O reconhecimento da repercussão geral é, portanto, uma questão preliminar a ser considerada, a fim de que o Tribunal examine previamente a admissão do recurso. Se vencida como exame prévio, a decisão recorrida será substituída pela decisão do Supremo Tribunal Federal.

Cuida-se de um requisito formal do recurso extraordinário, um ônus do recorrente que, se dele não se desincumbir, impede a análise da efetiva existência da repercussão geral, esta sim sujeita à apreciação exclusiva do Supremo Tribunal Federal (art. 543-A, § 2º). (STF, AI-QO 664.567/RS, Rel. Min. Sepúlvea Pertence, Tribunal Pleno, julg. 18/06/2007).

Haverá a repercussão geral se a pretensão do recorrente perante a Corte Maior demonstrar o interesse coletivo na solução da questão constitucional, ou questões constitucionais suscitadas no processo, ou seja, a relevância constitucional da matéria e o interesse público na discussão, de forma a atingir a transcendência de interesses puramente subjetivos e particulares, possibilitando o fortalecimento das decisões das instâncias inferiores e ordinárias, para preservar ao Supremo Tribunal Federal as discussões constitucionais de relevância e de reflexo social.
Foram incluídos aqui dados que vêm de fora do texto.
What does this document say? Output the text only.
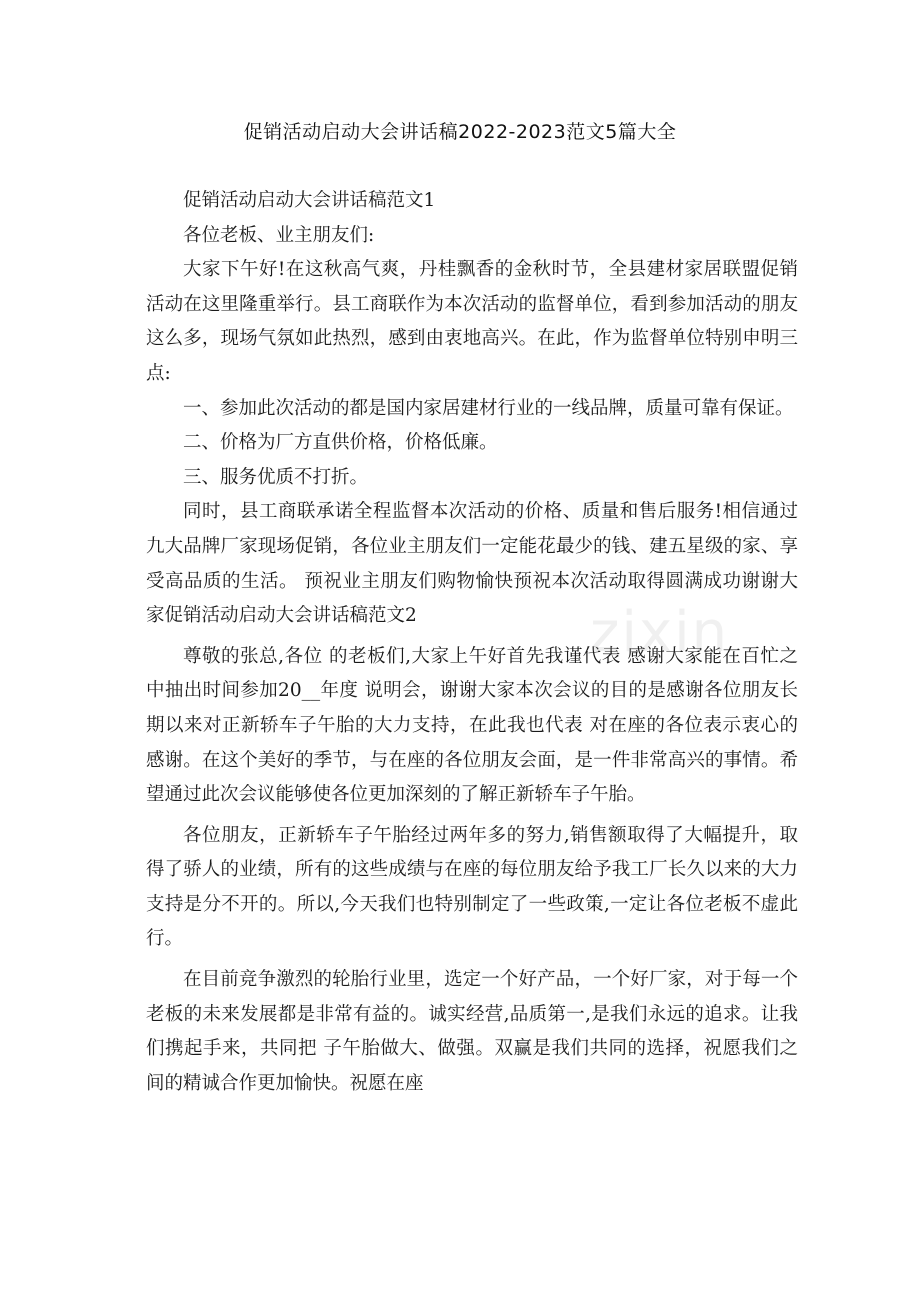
促销活动启动大会讲话稿2022-2023范文5篇大全

促销活动启动大会讲话稿范文1

各位老板、业主朋友们:

大家下午好!在这秋高气爽，丹桂飘香的金秋时节，全县建材家居联盟促销活动在这里隆重举行。县工商联作为本次活动的监督单位，看到参加活动的朋友这么多，现场气氛如此热烈，感到由衷地高兴。在此，作为监督单位特别申明三点:

一、参加此次活动的都是国内家居建材行业的一线品牌，质量可靠有保证。

二、价格为厂方直供价格，价格低廉。

三、服务优质不打折。

同时，县工商联承诺全程监督本次活动的价格、质量和售后服务!相信通过九大品牌厂家现场促销，各位业主朋友们一定能花最少的钱、建五星级的家、享受高品质的生活。 预祝业主朋友们购物愉快预祝本次活动取得圆满成功谢谢大家促销活动启动大会讲话稿范文2

尊敬的张总,各位 的老板们,大家上午好首先我谨代表 感谢大家能在百忙之中抽出时间参加20__年度 说明会，谢谢大家本次会议的目的是感谢各位朋友长期以来对正新轿车子午胎的大力支持，在此我也代表 对在座的各位表示衷心的感谢。在这个美好的季节，与在座的各位朋友会面，是一件非常高兴的事情。希望通过此次会议能够使各位更加深刻的了解正新轿车子午胎。

各位朋友，正新轿车子午胎经过两年多的努力,销售额取得了大幅提升，取得了骄人的业绩，所有的这些成绩与在座的每位朋友给予我工厂长久以来的大力支持是分不开的。所以,今天我们也特别制定了一些政策,一定让各位老板不虚此行。

在目前竞争激烈的轮胎行业里，选定一个好产品，一个好厂家，对于每一个老板的未来发展都是非常有益的。诚实经营,品质第一,是我们永远的追求。让我们携起手来，共同把 子午胎做大、做强。双赢是我们共同的选择，祝愿我们之间的精诚合作更加愉快。祝愿在座

zixin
Conforme destacado por Velloso (1998, p.15) "[...] Essa relevância, posta como condição de admissibilidade do recurso, seria verificada sob o ponto de vista do interesse público".

Ainda, segundo Rocha (2005, p.66), a questão da transcendência do recurso extraordinário pode também ser vista como requisito de objetivação do controle concreto de constitucionalidade, em que o interesse meramente individual passa a ser abstrato diante do interesse das partes virem a repercutir em toda a sociedade.

A transcendência, portanto, pode ser analisada sob duas perspectivas: uma perspectiva qualitativa se dará quando o julgamento da demanda for capaz de influenciar no desenvolvimento do direito constitucional; e, uma perspectiva quantitativa, quando o julgamento do mérito recursal for capaz de influenciar um grande número de pessoas ou de demandas.

Acrescentado pela Lei nº 11.418/06, o artigo 543-A do Código de Processo Civil, estabelece que "[...] o Supremo Tribunal Federal, em decisão irrecorrível, não conhecerá do recurso extraordinário, quando a questão constitucional nele versada não oferecer repercussão geral". Desta forma, independentemente da matéria versada no recurso, não havendo a repercussão geral, o recurso preliminarmente não será conhecido, não existindo, assim, o poder de recorrer ao Supremo Tribunal Federal.

Conseqüência disso é que não basta que o acórdão recorrido contenha uma questão constitucional que ofereça repercussão geral. É necessário que o recorrente tenha se insurgido contra ela, inclusive prequestionando-a. Se o recurso impugnou apenas questões que não ostentam repercussão geral, ele não poderá ser conhecido. Igualmente, se o recorrente não logrou obter o pronunciamento do tribunal a quo acerca de questão constitucional possuidora de repercussão geral, por não estar presente o prequestionamento, o recurso também não poderá ser conhecido. (DANTAS, 2008, p.31).

Neste sentido, cabe apontar aos ensinamentos de Marinoni e Mitidiero (2008, p.32-33), de que "[...] os pressupostos de admissibilidade recursal reputam-se intrínsecos quando concernem à existência, ou não, do poder de recorrer (cabimento, interesse, legitimidade) e extrínsecos, quanto ao modo de exercer esse poder (forma, tempestividade, preparo)".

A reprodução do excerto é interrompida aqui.